The file /etc/haproxy/allowed-domains.txt looks like this:

1
2

# /etc/haproxy/allowed-domains.txt
miniflux.fmartingr.com

The new configuration options for the frontend part. No changes needed on the backend.

 1
 2
 3
 4
 5
 6
 7
 8
 9
10
11
12
13
14
15

frontend k3s-01-ssl
  # ... other configurations

  # Allow up to 5 seconds to inspect the TCP request before giving up.
  # Required since HAProxy needs to inspect the SNI header to route the traffic.
  tcp-request inspect-delay 5s

  # Accept the request only after the hello message is received (which should contain the SNI header).
  tcp-request content accept if { req_ssl_hello_type 1 }

  # Deny the request if the domain is not in the allowed list
  acl allowed_domain req.ssl_sni -m end -i -f /etc/haproxy/allowed-domains.txt

  # Send to the backend if the domain is allowed
  use_backend k3s-01-ssl if allowed_domain

Conclusion

Once all this changes are in place I can restart the HAProxy service and the traffic should be routed to the k3s cluster so I can access the services from the outside without exposing my home IP address and have the traffic encrypted from the client to the cluster. Though not perfect this is a fairly simple and good setup, it requires manual labor but it’s a good tradeoff for the requirements I have.

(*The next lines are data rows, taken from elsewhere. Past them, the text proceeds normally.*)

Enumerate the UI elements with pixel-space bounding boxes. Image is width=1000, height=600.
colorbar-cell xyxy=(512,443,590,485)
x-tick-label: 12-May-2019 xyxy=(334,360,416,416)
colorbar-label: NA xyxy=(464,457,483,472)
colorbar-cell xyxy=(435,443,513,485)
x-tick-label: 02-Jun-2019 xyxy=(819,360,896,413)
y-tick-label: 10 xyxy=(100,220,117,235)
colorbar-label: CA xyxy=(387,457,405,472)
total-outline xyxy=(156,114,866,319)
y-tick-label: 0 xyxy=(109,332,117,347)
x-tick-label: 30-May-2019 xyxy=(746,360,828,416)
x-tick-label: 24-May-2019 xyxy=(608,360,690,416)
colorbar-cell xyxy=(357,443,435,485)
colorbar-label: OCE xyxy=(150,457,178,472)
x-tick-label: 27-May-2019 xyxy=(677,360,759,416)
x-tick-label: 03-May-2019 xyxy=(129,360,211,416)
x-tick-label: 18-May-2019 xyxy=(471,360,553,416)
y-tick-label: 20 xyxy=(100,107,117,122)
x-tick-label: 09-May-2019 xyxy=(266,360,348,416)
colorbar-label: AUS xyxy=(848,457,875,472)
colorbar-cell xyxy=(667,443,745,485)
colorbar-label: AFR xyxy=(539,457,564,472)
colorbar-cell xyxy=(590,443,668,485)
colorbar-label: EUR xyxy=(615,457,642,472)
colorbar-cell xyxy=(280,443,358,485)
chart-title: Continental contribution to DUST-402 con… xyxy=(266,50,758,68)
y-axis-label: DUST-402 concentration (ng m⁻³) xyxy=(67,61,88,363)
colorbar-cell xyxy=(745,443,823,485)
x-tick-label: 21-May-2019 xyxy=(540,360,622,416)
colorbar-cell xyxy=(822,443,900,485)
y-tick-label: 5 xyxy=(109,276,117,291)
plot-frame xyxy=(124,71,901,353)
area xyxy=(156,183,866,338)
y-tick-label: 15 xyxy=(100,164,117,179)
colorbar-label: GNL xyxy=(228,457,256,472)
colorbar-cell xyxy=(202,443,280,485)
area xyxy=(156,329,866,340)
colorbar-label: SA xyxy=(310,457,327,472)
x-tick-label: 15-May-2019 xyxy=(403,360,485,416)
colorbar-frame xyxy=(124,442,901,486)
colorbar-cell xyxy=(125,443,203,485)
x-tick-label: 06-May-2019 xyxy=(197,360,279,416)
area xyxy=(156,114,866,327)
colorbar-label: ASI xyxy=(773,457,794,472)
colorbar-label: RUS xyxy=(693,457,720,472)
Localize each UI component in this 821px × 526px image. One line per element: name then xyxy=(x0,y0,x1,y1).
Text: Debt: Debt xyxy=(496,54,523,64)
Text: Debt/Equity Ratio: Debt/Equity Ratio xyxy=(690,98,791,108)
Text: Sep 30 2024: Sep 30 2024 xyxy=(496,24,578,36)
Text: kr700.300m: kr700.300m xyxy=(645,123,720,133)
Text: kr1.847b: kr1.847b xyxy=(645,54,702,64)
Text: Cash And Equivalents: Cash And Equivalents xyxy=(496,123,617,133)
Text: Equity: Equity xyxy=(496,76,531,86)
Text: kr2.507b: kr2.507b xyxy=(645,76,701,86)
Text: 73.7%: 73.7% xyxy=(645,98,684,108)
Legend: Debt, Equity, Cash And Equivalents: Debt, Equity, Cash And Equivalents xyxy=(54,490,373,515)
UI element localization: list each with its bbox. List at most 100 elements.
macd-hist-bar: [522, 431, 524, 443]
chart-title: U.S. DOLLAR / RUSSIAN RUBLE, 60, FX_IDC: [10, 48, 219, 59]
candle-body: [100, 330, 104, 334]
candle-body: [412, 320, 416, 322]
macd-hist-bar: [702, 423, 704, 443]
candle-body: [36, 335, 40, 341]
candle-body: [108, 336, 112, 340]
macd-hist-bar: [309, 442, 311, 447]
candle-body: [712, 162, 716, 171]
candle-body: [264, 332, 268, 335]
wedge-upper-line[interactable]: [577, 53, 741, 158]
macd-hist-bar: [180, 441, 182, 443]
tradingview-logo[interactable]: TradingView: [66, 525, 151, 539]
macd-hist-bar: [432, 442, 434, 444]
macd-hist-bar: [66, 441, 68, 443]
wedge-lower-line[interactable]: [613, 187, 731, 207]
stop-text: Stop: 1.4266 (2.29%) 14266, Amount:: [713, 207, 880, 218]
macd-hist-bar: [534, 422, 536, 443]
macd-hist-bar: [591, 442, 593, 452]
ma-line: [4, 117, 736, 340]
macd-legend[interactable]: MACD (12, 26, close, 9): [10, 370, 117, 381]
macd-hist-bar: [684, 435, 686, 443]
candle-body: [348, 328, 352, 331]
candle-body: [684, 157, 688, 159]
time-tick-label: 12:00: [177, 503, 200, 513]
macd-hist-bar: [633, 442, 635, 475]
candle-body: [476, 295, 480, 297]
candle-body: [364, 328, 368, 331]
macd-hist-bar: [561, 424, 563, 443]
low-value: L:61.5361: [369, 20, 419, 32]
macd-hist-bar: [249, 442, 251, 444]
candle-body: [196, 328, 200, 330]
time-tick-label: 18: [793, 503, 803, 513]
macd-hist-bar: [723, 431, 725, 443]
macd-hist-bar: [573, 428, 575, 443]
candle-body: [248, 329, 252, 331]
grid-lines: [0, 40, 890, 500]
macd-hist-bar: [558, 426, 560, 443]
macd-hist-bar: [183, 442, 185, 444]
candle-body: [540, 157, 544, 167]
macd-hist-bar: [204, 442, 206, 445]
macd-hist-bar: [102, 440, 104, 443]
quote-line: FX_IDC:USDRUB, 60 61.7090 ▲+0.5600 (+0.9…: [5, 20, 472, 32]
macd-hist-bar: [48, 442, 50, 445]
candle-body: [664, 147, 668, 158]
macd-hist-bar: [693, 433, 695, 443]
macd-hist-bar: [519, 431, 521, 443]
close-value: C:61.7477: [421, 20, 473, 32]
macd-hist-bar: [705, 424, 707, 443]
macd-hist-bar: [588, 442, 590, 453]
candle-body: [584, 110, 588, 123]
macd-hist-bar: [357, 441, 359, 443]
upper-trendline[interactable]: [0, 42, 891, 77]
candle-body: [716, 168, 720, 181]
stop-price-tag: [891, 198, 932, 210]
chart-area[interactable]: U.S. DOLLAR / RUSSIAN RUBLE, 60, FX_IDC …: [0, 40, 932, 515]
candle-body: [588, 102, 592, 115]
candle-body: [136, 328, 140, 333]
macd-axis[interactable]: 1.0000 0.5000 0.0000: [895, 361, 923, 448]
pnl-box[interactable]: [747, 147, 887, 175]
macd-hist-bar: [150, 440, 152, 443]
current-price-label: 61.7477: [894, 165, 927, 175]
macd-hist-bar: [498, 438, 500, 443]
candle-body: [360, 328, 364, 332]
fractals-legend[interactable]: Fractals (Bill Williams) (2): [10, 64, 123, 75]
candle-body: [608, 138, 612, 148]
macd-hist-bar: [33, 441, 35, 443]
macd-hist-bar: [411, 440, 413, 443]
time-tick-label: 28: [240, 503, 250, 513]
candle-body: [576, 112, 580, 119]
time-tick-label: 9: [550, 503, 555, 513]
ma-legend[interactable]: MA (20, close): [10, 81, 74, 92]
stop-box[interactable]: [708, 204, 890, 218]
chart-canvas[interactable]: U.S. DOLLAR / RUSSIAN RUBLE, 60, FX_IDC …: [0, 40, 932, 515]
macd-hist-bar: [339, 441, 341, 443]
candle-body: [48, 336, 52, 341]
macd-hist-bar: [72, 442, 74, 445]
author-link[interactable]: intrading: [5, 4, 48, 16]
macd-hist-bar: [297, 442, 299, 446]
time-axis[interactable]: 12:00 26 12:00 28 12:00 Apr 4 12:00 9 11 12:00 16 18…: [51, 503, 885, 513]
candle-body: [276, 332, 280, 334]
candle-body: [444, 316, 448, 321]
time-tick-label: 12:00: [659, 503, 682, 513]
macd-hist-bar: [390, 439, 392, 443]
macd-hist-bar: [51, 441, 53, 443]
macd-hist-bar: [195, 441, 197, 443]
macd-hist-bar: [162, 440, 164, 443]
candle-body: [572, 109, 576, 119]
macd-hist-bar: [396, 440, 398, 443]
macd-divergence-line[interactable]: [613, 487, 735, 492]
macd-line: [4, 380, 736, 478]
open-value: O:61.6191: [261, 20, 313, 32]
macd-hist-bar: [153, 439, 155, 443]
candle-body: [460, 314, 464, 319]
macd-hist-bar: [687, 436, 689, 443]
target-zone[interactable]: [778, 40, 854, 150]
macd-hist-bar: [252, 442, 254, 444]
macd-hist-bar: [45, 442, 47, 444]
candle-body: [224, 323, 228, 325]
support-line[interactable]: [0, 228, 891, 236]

Back when I set up Miniflux I created an ingress specifically for external access that wasn’t working since my cluster could not be reached by the ACME servers on the domain I set up. Now that I have HAProxy in place the domain can be setup to point to it and the traffic will be correctly routed to the cluster completing the configuration by requesting a certificate from Let’s Encrypt and exposing the Ingress to the internet.